Справив свои продажно-покупные дела, дед Игнат пошел в войсковой храм — Лукьяновна наказала поставить свечку Пресвятой Богородице, а от себя притулил огарок преподобному Ерофею — он считался покровителем казаков-конвойцев, ну и конечно же, другим каким угодникам, что подвернутся, без разницы, на всякий случай, авось в чем помогут… И на самой паперти ноздря в ноздрю наткнулся на Омельку Горбача. Как говорится, еще не успел шапку снять, не успел лба перекрестить… И хотя тот подстриг усы и обрезал свою лихую чуприну, дед его сразу узнал, да и тот не стал заноситься. Как водится, «поручкались», и слово за слово Омелько рассказал, что он теперь, можно сказать, расказачился, забился в городскую жизнь и вертаться в станицу не думает, даже жинку перетянул в Катеринодар — работает в буфете на железной дороге. Сам же он — бери выше: в красили подался, вместе с такими же, как он сам, веселыми хлопцами-вертопрахами крыши красит. Зарабатывает — на хлеб да на сало хватает. А главное — никто не завидует, работа хоть и верховая, но малозаметная.

Больше наш дед Игнат того Омельку не видел, может, он и выжил в крутых передрягах последующих тридцатых годов. Городских коллективизация так не тряхнула, как станичных, хотя и их задело то, что называлось словом «саботаж», и голодомор, и высылка, и все остальное. Советская власть мало кого не доставала. Ну, дай ему Бог всего благополучного, парень он был хоть и любопытный, но без падлючества.

— А Прыськин племянник, — вспоминал дед Игнат, — проявился через немало годов и совсем с другого боку.

И рассказал, что сын его младшего брата Касьяна, а для нас — дедовых внуков, стало быть — двоюродный дядько, Андрей Касьянович, царствие ему небесное, в конце последней германской войны бился с японцами на китайской земле. Был он шофером на американском «Студере», а вот гаубицу «тягал» нашу, российскую.

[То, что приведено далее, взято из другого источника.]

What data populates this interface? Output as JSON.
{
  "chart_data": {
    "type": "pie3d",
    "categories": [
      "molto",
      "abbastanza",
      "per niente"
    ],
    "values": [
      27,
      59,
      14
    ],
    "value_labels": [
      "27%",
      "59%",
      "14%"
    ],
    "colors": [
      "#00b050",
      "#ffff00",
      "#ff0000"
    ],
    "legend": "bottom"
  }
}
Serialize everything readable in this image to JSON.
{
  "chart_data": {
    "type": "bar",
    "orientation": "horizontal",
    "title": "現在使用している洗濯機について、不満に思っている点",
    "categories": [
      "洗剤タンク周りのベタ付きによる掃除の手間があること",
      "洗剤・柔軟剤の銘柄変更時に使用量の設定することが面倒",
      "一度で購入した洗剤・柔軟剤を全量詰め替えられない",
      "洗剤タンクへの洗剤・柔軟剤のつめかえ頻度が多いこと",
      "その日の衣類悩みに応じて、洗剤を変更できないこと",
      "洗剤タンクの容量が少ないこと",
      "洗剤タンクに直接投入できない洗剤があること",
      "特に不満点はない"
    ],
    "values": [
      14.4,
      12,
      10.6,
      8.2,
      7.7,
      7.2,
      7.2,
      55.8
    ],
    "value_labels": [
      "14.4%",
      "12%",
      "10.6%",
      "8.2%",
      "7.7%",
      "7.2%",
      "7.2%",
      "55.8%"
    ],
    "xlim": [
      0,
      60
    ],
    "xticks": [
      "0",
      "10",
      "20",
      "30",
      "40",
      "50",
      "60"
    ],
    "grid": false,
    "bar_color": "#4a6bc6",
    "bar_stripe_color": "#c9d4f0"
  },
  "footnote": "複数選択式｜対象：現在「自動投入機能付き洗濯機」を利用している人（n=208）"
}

И надо ж было такому случиться, что уже после того, как все японцы, не выдержав нашей силы, посдавались, кое-где из укрепленных дотов отстреливались самураи-смертники, что говорится, до последнего. Чтобы на том свете попасть в вечное блаженство, такой самурай должен был погибнуть в бою за своего микаду-императора и уложить как можно больше врагов — для собственного счастья. Вот он и шпарит из пулемета, клята его душа, до последнего патрона, а последний, если он оставался, конечно, живым — для себя. Ну, а чтобы тот смертник ненароком не уполз из своего дота, его приковывали к пулемету цепью, как злого барбоса.

Наши же, стараясь нести меньше дурных потерь, громили доты из пушек — у нас в конце войны всего было в достатке, и пушек, и снарядов, и боевой сноровки.

И вот как раз такой смертник-самурай и чиркнул пулей нашего Андрия в тот момент, когда он разворачивал гаубицу на прямую наводку. Пуля, она ведь дура, давно известно — нет, чтобы мимо пролететь в белый свет, как в копеечку, так она, скользнув откуда-то сбоку, прошила солдату левую ладонь, да так, что все пальцы вывернулись назад, хоть плачь, хоть лайся. Андрий, понятно, больше лаялся, что делу была какая ни то подмога. Ну, чтобы он не остался вовсе без пальцев, отвезли его сначала в медсанбат, а потом и в госпиталь — руку спасать. Ничего, вправили что куда следует, лишнее вырезали (у хорошего портного всегда остается лишний лоскут), остальное закрепили, забинтовали, лежи, боец-ухарец, до свадьбы заживет!

А обходы в госпитале делал врач-профессор, доктор по костям и, может, сухожилиям, или что-то там в таком же фасоне. У них, у ученых докторов, на каждый глист свой специалист, на каждое ребро — свое мурло. Что, скорее всего, на пользу: кто-то должен же про те ребра знать все секреты до тонкости, до мелкой мелкости… Вон святые, говаривал дед Игнат, и те, не глядя на их всесвятую благость, тоже специализируются: кто по хворям, кто по коням и прочей худобе, кто по грешному воинству… Даже, прости Господи, у воров, и у тех есть свой небесный покровитель, видать, знаток этого дела. А лекаря все же люди, не святые, им всего про все не постичь…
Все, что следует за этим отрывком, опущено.